On Tue, Aug 9, 2011 at 8:48 AM, Hauke Heibel
<hauke.heibel@xxxxxxxxxxxxxx> wrote:
> Hi Benoit,
> welcome back. :)
> On Tue, Aug 9, 2011 at 7:25 AM, Benoit Jacob <jacob.benoit.1@xxxxxxxxx> wrote:
>>> inline Transform<Scalar,Dim,AffineCompact> operator*(const
>>> DiagonalMatrix<Scalar,Dim>& s) const
>>> { return Transform<Scalar,Dim,AffineCompact>(*this) * s; }
>> My problem with this solution is that the product of a rotation times
>> a diagonal matrix is still a linear transformation, so why return a
>> Transform which is specifically an affine (not linear) transformation?
>> I'm in favor of using plain matrices everytime that a plain, arbitrary
>> linear transformation is meant.
> I see what you mean and when Affine transformations were allowed to be
> implicitly constructed from any Dim x Dim matrix that were a perfect
> solution.
>> Ah OK, I see.
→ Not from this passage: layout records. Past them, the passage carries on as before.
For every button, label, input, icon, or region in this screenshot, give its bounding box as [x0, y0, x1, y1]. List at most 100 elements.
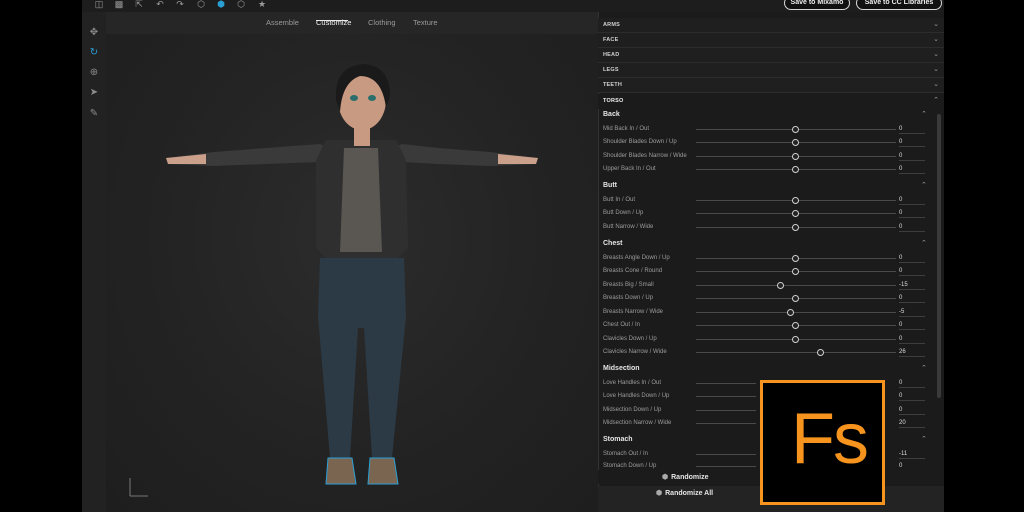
slider-handle[interactable]: [787, 309, 794, 316]
slider-track[interactable]: [696, 322, 896, 329]
export-icon[interactable]: ⇱: [134, 0, 144, 9]
annotate-tool-icon[interactable]: ✎: [87, 108, 101, 120]
slider-handle[interactable]: [792, 224, 799, 231]
save-to-mixamo-button[interactable]: Save to Mixamo: [784, 0, 850, 10]
cube-color-icon[interactable]: ⬢: [216, 0, 226, 9]
slider-handle[interactable]: [777, 282, 784, 289]
tab-clothing[interactable]: Clothing: [368, 18, 396, 27]
slider-handle[interactable]: [792, 255, 799, 262]
slider-value[interactable]: 0: [899, 267, 925, 276]
cube-outline-icon[interactable]: ⬡: [236, 0, 246, 9]
slider-value[interactable]: -15: [899, 281, 925, 290]
slider-track[interactable]: [696, 282, 896, 289]
slider-value[interactable]: 0: [899, 254, 925, 263]
slider-track[interactable]: [696, 454, 756, 455]
slider-track[interactable]: [696, 383, 756, 384]
slider-track[interactable]: [696, 255, 896, 262]
tool-column: ✥ ↻ ⊕ ➤ ✎: [82, 12, 106, 512]
chevron-up-icon[interactable]: ⌃: [921, 110, 927, 118]
redo-icon[interactable]: ↷: [175, 0, 185, 9]
slider-track[interactable]: [696, 197, 896, 204]
slider-track[interactable]: [696, 396, 756, 397]
chevron-up-icon[interactable]: ⌃: [921, 239, 927, 247]
slider-handle[interactable]: [792, 336, 799, 343]
slider-handle[interactable]: [792, 126, 799, 133]
slider-track[interactable]: [696, 309, 896, 316]
left-black-bar: [0, 0, 82, 512]
tab-assemble[interactable]: Assemble: [266, 18, 299, 27]
slider-value[interactable]: 20: [899, 419, 925, 428]
orbit-tool-icon[interactable]: ↻: [87, 47, 101, 59]
target-tool-icon[interactable]: ⊕: [87, 67, 101, 79]
save-to-cc-libraries-button[interactable]: Save to CC Libraries: [856, 0, 942, 10]
slider-label: Clavicles Narrow / Wide: [603, 349, 667, 355]
slider-track[interactable]: [696, 410, 756, 411]
accordion-label: ARMS: [603, 22, 620, 28]
slider-handle[interactable]: [792, 268, 799, 275]
move-tool-icon[interactable]: ✥: [87, 27, 101, 39]
slider-track[interactable]: [696, 268, 896, 275]
slider-value[interactable]: 0: [899, 165, 925, 174]
chevron-up-icon[interactable]: ⌃: [921, 435, 927, 443]
slider-track[interactable]: [696, 166, 896, 173]
accordion-teeth[interactable]: TEETH ⌄: [598, 78, 944, 93]
slider-value[interactable]: -5: [899, 308, 925, 317]
slider-value[interactable]: 0: [899, 152, 925, 161]
slider-track[interactable]: [696, 349, 896, 356]
accordion-face[interactable]: FACE ⌄: [598, 33, 944, 48]
slider-track[interactable]: [696, 139, 896, 146]
slider-handle[interactable]: [792, 197, 799, 204]
slider-handle[interactable]: [817, 349, 824, 356]
select-tool-icon[interactable]: ➤: [87, 87, 101, 99]
slider-handle[interactable]: [792, 210, 799, 217]
slider-track[interactable]: [696, 153, 896, 160]
mode-tabs: Assemble Customize Clothing Texture: [106, 12, 598, 34]
undo-icon[interactable]: ↶: [155, 0, 165, 9]
slider-value[interactable]: 0: [899, 138, 925, 147]
slider-value[interactable]: 0: [899, 209, 925, 218]
slider-handle[interactable]: [792, 153, 799, 160]
chevron-down-icon: ⌄: [933, 36, 939, 43]
slider-track[interactable]: [696, 295, 896, 302]
axis-gizmo: [129, 478, 148, 497]
tab-texture[interactable]: Texture: [413, 18, 438, 27]
slider-value[interactable]: 0: [899, 196, 925, 205]
3d-viewport[interactable]: [106, 12, 598, 512]
slider-handle[interactable]: [792, 166, 799, 173]
slider-handle[interactable]: [792, 139, 799, 146]
slider-value[interactable]: 0: [899, 379, 925, 388]
slider-track[interactable]: [696, 126, 896, 133]
slider-track[interactable]: [696, 336, 896, 343]
slider-value[interactable]: 0: [899, 294, 925, 303]
slider-track[interactable]: [696, 210, 896, 217]
slider-track[interactable]: [696, 466, 756, 467]
panel-scrollbar[interactable]: [937, 114, 941, 398]
slider-value[interactable]: 0: [899, 392, 925, 401]
slider-value[interactable]: -11: [899, 450, 925, 459]
star-icon[interactable]: ★: [257, 0, 267, 9]
section-title-chest: Chest: [603, 240, 623, 247]
accordion-arms[interactable]: ARMS ⌄: [598, 18, 944, 33]
slider-value[interactable]: 0: [899, 321, 925, 330]
accordion-head[interactable]: HEAD ⌄: [598, 48, 944, 63]
import-icon[interactable]: ◫: [94, 0, 104, 9]
slider-handle[interactable]: [792, 295, 799, 302]
slider-value[interactable]: 0: [899, 223, 925, 232]
slider-label: Chest Out / In: [603, 322, 641, 328]
accordion-label: FACE: [603, 37, 619, 43]
slider-handle[interactable]: [792, 322, 799, 329]
save-icon[interactable]: ▩: [114, 0, 124, 9]
slider-label: Midsection Down / Up: [603, 407, 662, 413]
slider-value[interactable]: 0: [899, 335, 925, 344]
slider-value[interactable]: 0: [899, 125, 925, 134]
slider-track[interactable]: [696, 224, 896, 231]
chevron-up-icon[interactable]: ⌃: [921, 181, 927, 189]
cube-icon[interactable]: ⬡: [196, 0, 206, 9]
accordion-legs[interactable]: LEGS ⌄: [598, 63, 944, 78]
accordion-torso[interactable]: TORSO ⌃: [598, 94, 944, 109]
slider-label: Butt Narrow / Wide: [603, 224, 654, 230]
slider-value[interactable]: 26: [899, 348, 925, 357]
chevron-up-icon[interactable]: ⌃: [921, 364, 927, 372]
slider-value[interactable]: 0: [899, 406, 925, 415]
slider-track[interactable]: [696, 423, 756, 424]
It doesn't compile with a) because the assignment in the
>> declaration is interpreted as construction, so it tries to use the
>> constructor (taking EigenBase) instead of operator= and fails as it's
>> an explicit constructor.
> Exactly.
>> That's really stupid :-/ C++ is able to convert "T a = b;" into "T
>> a(b);" only to fail when the constructor here is explicit. But if one
>> writes T a(b); or T a; a=b;  then the error goes away.
> I think that behavior is perfectly fine. The question is why at all allow
> T a; a=b;
> while declaring the ctor explicit!? That's a little bit of a
> contradiction. From what I understand the reason Gael implemented it
> like this is to prevent the creation of hidden temporaries but I am
> not sure anymore whether this preemptive optimization step is useful.
> Is there at all a measurable performance penalty for these little
> stack objects?
>> I'd say that's a problem with C++ itself and I see only two approaches:
>>  - either live with that and tell Eigen users to use A a(b) instead of
>> A a  = b when the class A has an explicit constructor
> The syntax becomes really ugly. My colleagues and me are working since
> 4-5 weeks extensively with the Geometry parts of Eigen and just one
> example is writing and using functions that take Eigen::Transform<...>
> as an input parameter. You cannot pass an Eigen::Translation, you
> cannot pass Eigen::Scaling, all due to the explicit constructors. In
> these cases, I really want would love to have the explicit conversion
> capability which would make the code much more readable at the cost of
> a few extra bytes wasted when converting an Eigen::Translation into an
> Eigen::Transform.
>>  - or stop making constructors 'explicit', consider that C++ language
>> feature flawed: it doesn't work nicely with C++'s
>> convert-assignment-to-construction rule
> I still think explicit does exactly what it is meant to do. The only
> question is whether we really want it in this case.